The triumvir–cum–Greek god had more on his mind than establishing an iconic image for himself and having a good time. His most urgent task was to raise funds to refill the bankrupt Roman exchequer, and he set about his work with ruthless enthusiasm.

The trouble was that the eastern provinces had already been called on to finance much of Rome’s civil wars. Now Antony used any method that came to hand to squeeze out all remaining wealth. Recalling that the god had his dark side, Plutarch notes acidly:

To most people, [Antony] came as Dionysus the Cruel and Eater of Flesh, for he stripped many noble families of their property and gave it away to rogues and flatterers. In other cases, men were allowed to steal fortunes from owners who were still living by making out that they were dead.

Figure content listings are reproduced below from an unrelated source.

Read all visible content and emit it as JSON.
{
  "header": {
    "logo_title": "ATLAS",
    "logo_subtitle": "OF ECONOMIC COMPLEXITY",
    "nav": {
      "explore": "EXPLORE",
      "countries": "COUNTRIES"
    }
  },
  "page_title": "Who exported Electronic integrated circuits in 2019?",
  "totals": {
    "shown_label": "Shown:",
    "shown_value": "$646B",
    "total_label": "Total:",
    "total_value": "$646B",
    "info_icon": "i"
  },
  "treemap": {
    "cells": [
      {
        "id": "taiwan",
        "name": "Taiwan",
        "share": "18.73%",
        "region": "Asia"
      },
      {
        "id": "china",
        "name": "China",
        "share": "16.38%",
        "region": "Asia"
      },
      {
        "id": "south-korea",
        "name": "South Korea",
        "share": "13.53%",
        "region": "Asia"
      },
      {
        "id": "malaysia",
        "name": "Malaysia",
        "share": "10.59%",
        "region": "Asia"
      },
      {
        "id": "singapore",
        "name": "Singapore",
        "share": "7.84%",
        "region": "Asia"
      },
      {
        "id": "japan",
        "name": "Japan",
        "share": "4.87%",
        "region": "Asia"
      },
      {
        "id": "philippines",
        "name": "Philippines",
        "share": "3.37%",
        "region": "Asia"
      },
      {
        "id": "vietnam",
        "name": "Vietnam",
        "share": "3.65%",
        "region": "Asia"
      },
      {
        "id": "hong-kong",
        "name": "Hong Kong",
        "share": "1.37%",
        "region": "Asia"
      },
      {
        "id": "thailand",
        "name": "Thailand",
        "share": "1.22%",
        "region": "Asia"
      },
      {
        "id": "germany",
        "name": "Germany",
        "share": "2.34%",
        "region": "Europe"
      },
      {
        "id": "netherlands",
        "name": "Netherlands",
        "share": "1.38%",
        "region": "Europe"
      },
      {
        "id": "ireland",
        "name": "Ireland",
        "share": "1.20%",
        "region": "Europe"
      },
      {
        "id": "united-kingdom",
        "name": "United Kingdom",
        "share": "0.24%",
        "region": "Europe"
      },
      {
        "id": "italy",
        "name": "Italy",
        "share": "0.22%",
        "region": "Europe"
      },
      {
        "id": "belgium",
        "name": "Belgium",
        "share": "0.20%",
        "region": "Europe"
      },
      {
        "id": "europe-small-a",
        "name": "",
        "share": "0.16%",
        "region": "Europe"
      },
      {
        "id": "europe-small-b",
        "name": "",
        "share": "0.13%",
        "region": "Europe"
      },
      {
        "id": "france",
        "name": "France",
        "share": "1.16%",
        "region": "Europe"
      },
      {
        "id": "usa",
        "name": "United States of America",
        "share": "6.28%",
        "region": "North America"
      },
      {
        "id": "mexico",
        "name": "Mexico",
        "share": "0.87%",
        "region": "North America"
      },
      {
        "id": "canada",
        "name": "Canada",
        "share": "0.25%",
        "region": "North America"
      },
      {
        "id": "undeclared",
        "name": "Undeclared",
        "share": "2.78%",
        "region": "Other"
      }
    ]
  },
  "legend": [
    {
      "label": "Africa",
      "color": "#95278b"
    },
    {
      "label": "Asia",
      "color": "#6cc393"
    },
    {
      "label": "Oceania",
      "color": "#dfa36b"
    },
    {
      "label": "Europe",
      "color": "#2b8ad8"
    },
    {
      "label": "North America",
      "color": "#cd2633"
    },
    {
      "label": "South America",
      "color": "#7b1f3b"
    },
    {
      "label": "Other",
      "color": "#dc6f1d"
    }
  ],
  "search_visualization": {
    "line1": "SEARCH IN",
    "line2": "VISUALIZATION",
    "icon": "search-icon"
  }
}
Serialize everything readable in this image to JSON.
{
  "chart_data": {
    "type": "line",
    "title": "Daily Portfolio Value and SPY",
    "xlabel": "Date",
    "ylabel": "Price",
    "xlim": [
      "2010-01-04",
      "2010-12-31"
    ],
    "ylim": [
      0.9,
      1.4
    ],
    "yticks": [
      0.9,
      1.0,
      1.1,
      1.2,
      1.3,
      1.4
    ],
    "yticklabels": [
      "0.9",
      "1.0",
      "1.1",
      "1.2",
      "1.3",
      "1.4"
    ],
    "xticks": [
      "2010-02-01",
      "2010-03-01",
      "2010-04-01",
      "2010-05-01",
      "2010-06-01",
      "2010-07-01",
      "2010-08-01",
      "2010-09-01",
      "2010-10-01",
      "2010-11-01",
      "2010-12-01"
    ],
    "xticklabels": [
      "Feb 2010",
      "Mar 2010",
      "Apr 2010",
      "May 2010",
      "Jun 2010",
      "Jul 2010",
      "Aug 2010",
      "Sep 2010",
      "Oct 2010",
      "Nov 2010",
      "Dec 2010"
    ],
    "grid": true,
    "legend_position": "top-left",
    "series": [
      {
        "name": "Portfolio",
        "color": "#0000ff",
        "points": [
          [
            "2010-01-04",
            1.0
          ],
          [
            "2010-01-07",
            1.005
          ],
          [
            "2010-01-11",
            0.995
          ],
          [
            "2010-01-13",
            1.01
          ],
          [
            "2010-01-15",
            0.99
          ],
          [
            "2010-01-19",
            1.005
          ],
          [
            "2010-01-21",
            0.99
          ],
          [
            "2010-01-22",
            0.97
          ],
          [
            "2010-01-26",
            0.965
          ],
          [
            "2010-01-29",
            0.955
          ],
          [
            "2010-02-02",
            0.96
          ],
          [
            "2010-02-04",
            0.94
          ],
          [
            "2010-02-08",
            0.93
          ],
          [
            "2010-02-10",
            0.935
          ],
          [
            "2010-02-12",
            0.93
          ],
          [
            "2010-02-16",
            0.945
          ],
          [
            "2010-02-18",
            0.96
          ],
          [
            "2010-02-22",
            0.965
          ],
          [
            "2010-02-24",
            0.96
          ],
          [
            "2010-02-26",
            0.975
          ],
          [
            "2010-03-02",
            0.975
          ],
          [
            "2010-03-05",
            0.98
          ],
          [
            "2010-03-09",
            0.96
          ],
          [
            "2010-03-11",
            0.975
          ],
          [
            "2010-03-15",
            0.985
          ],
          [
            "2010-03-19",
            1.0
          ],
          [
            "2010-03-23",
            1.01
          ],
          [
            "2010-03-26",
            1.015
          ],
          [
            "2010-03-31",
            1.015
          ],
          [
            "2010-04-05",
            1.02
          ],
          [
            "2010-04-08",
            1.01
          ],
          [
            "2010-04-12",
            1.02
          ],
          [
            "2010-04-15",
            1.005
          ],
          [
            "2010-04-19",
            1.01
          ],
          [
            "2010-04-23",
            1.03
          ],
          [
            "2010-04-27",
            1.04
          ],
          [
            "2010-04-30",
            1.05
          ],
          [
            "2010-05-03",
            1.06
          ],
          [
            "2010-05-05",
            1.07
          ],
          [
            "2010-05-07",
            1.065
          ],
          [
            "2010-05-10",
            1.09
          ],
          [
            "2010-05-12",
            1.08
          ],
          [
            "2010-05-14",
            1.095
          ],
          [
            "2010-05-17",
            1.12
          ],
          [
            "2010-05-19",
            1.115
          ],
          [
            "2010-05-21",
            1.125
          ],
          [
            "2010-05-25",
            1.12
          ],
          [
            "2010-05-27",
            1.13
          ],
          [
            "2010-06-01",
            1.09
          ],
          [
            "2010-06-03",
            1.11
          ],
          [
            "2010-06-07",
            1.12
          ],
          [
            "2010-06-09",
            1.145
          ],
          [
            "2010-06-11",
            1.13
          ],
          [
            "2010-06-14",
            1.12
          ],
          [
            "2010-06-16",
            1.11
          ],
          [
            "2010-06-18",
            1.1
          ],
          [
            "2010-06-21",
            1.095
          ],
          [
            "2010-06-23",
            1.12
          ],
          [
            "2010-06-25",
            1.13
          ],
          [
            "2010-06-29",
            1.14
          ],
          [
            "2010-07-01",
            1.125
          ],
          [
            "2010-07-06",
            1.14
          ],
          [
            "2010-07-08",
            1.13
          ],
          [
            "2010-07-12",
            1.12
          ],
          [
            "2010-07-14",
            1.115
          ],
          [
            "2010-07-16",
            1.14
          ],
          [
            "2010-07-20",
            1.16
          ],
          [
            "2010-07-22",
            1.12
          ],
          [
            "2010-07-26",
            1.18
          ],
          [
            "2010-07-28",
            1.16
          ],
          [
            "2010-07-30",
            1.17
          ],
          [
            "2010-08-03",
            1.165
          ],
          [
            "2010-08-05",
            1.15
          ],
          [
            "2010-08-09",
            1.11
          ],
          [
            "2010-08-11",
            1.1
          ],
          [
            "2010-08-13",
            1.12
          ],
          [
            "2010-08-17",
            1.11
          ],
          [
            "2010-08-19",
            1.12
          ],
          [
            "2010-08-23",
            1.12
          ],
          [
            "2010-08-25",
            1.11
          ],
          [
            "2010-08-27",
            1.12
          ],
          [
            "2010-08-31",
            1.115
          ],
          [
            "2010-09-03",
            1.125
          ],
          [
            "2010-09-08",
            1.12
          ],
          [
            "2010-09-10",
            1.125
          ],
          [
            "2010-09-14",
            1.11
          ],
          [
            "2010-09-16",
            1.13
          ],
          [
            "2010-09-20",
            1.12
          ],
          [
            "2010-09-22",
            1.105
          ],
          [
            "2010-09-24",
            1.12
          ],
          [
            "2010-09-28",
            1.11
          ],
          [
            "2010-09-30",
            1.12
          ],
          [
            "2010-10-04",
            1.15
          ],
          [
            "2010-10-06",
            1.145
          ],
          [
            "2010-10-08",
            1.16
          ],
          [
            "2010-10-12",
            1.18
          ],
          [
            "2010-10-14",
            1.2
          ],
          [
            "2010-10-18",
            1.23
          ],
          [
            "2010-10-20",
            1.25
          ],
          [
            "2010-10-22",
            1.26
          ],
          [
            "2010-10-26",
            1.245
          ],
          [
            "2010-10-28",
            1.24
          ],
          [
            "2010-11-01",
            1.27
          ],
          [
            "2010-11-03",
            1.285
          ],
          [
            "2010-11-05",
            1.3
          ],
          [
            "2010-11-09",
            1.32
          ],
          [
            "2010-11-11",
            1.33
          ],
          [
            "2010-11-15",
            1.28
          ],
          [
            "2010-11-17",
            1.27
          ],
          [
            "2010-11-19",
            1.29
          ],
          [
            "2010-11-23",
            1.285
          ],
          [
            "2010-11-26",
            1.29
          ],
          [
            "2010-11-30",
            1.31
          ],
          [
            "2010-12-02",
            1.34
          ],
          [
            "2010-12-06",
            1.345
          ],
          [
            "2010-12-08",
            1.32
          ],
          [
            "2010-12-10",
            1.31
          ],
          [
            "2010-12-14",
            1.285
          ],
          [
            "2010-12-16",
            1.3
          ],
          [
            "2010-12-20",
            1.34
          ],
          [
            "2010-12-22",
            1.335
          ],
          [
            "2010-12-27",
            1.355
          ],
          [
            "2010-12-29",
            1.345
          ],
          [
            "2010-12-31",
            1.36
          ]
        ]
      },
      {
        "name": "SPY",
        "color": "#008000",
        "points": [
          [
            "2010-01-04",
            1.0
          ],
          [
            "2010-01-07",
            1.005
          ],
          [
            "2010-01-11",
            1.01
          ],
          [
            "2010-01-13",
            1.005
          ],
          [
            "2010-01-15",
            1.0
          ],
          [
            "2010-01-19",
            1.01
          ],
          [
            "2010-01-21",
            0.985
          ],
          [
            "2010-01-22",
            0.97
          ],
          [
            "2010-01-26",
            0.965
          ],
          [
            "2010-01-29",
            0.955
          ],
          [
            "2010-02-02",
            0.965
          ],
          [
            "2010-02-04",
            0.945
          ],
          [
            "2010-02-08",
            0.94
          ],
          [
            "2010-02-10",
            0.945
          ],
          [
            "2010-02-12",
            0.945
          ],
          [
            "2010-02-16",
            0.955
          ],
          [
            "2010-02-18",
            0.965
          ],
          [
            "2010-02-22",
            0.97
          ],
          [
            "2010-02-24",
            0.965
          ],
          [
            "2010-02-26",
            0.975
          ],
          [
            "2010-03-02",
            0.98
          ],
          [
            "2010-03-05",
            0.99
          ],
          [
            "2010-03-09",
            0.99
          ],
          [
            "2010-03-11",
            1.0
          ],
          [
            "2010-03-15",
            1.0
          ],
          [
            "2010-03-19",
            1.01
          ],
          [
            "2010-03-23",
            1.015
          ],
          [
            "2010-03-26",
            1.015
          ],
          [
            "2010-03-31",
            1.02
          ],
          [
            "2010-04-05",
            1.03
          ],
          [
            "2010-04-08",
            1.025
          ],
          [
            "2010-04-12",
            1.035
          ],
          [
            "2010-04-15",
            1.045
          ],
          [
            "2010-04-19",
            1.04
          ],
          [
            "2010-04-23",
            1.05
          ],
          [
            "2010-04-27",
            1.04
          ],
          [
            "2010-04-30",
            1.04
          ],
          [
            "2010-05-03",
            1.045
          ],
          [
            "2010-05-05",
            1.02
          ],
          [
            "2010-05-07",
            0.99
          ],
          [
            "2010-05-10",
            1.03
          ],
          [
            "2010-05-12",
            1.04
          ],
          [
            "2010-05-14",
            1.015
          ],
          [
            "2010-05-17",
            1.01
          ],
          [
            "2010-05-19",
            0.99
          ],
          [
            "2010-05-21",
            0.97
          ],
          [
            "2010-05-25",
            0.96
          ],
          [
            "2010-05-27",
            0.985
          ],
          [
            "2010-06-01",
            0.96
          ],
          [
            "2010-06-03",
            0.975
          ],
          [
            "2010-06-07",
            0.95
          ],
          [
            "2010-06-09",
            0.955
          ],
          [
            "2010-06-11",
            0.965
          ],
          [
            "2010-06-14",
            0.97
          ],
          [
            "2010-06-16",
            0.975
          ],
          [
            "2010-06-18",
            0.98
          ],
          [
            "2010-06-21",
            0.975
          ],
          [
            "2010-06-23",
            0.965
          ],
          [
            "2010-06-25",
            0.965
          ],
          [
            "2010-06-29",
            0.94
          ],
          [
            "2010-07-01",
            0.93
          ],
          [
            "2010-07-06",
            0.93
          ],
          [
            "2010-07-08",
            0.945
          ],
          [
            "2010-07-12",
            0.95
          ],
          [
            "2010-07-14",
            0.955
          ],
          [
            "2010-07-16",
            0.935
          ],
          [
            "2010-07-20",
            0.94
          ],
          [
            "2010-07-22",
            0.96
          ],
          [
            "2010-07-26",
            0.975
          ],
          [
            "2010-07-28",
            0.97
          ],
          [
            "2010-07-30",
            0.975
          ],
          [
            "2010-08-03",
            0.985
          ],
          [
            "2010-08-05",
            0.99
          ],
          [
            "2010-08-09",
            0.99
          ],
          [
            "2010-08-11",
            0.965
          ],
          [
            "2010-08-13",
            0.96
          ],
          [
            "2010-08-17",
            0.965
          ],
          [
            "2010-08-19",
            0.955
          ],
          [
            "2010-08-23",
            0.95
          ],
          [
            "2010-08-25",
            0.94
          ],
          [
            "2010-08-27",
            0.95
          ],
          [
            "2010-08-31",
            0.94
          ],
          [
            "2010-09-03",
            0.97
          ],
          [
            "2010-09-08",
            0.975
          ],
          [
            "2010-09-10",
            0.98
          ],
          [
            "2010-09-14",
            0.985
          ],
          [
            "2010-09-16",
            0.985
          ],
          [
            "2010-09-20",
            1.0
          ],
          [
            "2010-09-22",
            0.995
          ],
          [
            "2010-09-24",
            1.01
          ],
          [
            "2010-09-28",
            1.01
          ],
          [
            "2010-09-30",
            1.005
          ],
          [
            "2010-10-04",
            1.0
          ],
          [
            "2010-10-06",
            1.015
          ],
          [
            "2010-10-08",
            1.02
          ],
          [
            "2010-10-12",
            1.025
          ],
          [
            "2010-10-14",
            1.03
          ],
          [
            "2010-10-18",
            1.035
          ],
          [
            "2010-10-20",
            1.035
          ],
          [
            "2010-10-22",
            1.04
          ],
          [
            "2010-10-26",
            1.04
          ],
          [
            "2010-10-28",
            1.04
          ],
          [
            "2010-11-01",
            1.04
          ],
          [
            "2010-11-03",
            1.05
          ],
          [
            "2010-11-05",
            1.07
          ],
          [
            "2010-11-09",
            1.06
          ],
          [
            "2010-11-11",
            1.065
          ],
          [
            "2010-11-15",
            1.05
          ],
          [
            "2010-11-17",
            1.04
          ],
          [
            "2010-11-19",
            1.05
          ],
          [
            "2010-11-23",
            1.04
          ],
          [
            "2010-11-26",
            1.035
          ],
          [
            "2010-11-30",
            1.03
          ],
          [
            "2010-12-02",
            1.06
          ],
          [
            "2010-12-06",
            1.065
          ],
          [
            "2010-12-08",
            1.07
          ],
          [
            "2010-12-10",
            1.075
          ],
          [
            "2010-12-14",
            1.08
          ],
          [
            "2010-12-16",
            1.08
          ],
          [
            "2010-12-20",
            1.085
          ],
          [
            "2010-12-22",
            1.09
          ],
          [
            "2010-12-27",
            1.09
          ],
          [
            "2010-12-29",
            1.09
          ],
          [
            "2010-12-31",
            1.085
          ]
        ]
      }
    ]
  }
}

Antony saw he was going too far, and reduced his demand for nine years’ worth of taxes to two. He had to look elsewhere for additional cash; and at this point the New Dionysus, equivalent to the Egyptian god Osiris, thought of his divine sister, the New Isis, alias Cleopatra, queen of Egypt, who saw herself as an incarnation of the kingdom’s celebrated goddess of fertility. Antony had last met her in Rome when she was Caesar’s mistress. Aware of Egypt’s untold riches, he decided to invite her politely but firmly to make a substantial contribution to his running costs. From Tarsus in Cilicia (in today’s southern Turkey), where he was then based, he sent one of his aides to fetch the queen.

He chose for the task Quintus Dellius, a versatile character who was said to have been his sexual pet when a boy, and who built a reputation in these dangerous times for switching sides at precisely the right moment. A memorable putdown described Dellius as a “circus-rider of the civil wars,” adept at jumping effortlessly from horse to horse.